I think that’s a frightening thought.
However, it’s nice to be able to report that those who do buy new traditional-style boats are heavily influenced by exhibitions in general but particularly by the Beale Park Thames Boat Show, which is a tremendous annual exhibition of fine boat building. However, it’s striking that the Internet isn’t much used as a means of finding new boats, even though it is a popular route to buying older boats.
The survey’s authors therefore suggest that a better gateway site or even a means of searching for and comparing different options, features and prices online would be helpful. I couldn’t agree more, for while the second-hand boat sales sites are well organised and effective, when you’re looking for a newly built boaqt the picture is very different. As the survey authors put it: ‘unless you know the name of the new boat you’d like to buy or the name of its builder, you are unlikely to stumble across it in the Internet. Many of the WBTA boats are not widely known classes of boat’.

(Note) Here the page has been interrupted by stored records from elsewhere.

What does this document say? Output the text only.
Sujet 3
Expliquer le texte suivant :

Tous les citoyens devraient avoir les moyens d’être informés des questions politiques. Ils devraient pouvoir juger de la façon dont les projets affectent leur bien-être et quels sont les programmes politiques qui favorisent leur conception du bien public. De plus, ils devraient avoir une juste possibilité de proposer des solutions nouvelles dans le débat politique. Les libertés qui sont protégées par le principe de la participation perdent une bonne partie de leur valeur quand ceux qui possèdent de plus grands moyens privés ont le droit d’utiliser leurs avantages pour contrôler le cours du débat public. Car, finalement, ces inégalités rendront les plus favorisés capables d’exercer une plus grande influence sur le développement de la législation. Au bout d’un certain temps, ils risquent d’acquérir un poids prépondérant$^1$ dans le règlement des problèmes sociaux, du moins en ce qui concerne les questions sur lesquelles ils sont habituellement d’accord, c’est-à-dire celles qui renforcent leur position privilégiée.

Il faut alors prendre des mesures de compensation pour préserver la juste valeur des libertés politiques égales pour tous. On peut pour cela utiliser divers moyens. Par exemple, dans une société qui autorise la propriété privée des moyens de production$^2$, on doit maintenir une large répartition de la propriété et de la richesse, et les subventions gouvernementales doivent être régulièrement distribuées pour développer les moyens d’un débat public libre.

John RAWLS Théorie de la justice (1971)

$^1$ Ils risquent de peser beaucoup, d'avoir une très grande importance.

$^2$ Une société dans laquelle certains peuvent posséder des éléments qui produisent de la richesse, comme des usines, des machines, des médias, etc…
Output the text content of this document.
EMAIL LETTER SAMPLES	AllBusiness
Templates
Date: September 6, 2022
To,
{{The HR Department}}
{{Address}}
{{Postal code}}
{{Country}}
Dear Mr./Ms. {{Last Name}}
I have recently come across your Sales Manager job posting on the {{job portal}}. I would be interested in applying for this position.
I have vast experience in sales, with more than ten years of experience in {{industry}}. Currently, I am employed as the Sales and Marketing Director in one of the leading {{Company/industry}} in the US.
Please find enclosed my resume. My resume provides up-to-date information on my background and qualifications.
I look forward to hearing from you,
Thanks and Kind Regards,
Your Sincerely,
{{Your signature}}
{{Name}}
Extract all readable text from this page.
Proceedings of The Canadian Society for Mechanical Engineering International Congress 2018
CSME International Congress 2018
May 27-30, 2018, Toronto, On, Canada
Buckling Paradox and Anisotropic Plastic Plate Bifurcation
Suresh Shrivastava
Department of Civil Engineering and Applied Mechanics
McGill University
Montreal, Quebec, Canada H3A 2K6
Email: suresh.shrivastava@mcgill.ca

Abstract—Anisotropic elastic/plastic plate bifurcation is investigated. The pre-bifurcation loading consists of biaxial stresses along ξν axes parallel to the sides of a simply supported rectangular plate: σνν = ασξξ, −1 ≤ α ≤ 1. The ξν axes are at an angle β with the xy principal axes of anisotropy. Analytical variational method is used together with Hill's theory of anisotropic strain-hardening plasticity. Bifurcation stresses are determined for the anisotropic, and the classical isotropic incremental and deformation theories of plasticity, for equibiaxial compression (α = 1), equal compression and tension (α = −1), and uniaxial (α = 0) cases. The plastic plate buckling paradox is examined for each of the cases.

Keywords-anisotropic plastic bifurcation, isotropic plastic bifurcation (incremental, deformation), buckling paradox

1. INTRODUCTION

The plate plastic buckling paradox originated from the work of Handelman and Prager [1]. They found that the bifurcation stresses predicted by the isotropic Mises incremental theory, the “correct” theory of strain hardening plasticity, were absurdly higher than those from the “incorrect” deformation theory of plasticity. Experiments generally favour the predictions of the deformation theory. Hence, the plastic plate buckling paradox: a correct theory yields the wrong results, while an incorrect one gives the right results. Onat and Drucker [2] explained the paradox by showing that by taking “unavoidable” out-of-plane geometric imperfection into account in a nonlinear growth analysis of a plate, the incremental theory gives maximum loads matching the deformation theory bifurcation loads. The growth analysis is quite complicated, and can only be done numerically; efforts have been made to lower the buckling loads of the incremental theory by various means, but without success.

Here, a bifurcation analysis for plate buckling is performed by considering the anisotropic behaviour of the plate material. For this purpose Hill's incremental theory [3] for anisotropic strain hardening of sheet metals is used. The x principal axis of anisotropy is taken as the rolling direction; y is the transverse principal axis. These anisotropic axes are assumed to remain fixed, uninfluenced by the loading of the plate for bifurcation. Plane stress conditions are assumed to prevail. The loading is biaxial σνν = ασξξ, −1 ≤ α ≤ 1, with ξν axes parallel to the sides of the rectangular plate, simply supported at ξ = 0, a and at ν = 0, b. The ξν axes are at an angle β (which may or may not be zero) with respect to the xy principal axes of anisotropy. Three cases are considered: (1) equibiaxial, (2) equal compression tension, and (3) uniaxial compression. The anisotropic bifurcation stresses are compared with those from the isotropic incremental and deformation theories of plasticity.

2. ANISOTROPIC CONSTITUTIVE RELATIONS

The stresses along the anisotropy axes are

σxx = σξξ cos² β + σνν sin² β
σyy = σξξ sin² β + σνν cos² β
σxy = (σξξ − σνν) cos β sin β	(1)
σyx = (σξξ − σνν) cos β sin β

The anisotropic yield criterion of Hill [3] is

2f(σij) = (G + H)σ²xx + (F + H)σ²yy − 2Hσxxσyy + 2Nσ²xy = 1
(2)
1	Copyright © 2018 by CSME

Clearly it would be helpful if the WBTA or someone else were to establish a gateway site that would list traditional style boat vendors’ new boats – but we haven’t got that yet. In the meantime, however, we do have intheboatshed.net. For more than two years, we’re been offering to publish stories about boatbuilding and boat restoration projects, and even for sale notices about particularly interesting traditional old boats, and to do this for free.
All we ask for is photos and some information – some sense of the story, of the people and as appropriate about history behind the boat, and its use now and in times past. We’re also interested in technical issues that impact on these things, even down to discussing lines, boatbuilding methods etc. Follow this link and this link to see how it works – these aren’t lectures but in addition to the pictures, there’s usually a little to learn from each post.
In fact, there is a short roll-call of traditional boatbuilders who have made good use of intheboatshed.net’s offer, and their names will be familiar to regular readers of this weblog. With their help, intheboatshed.net has become popular and has reached a point where it gets around 500 visitors and a thousand hits a day, by conservative measures.
I’d say thank you to those boatbuilders – and I’d encourage other traditional boatbuilders to get involved.
What’s more, it seems to make sense to set up a page here offering a good list of boat types and specialist types of restoration, together with the boatbuilders contact details and weblinks where possible.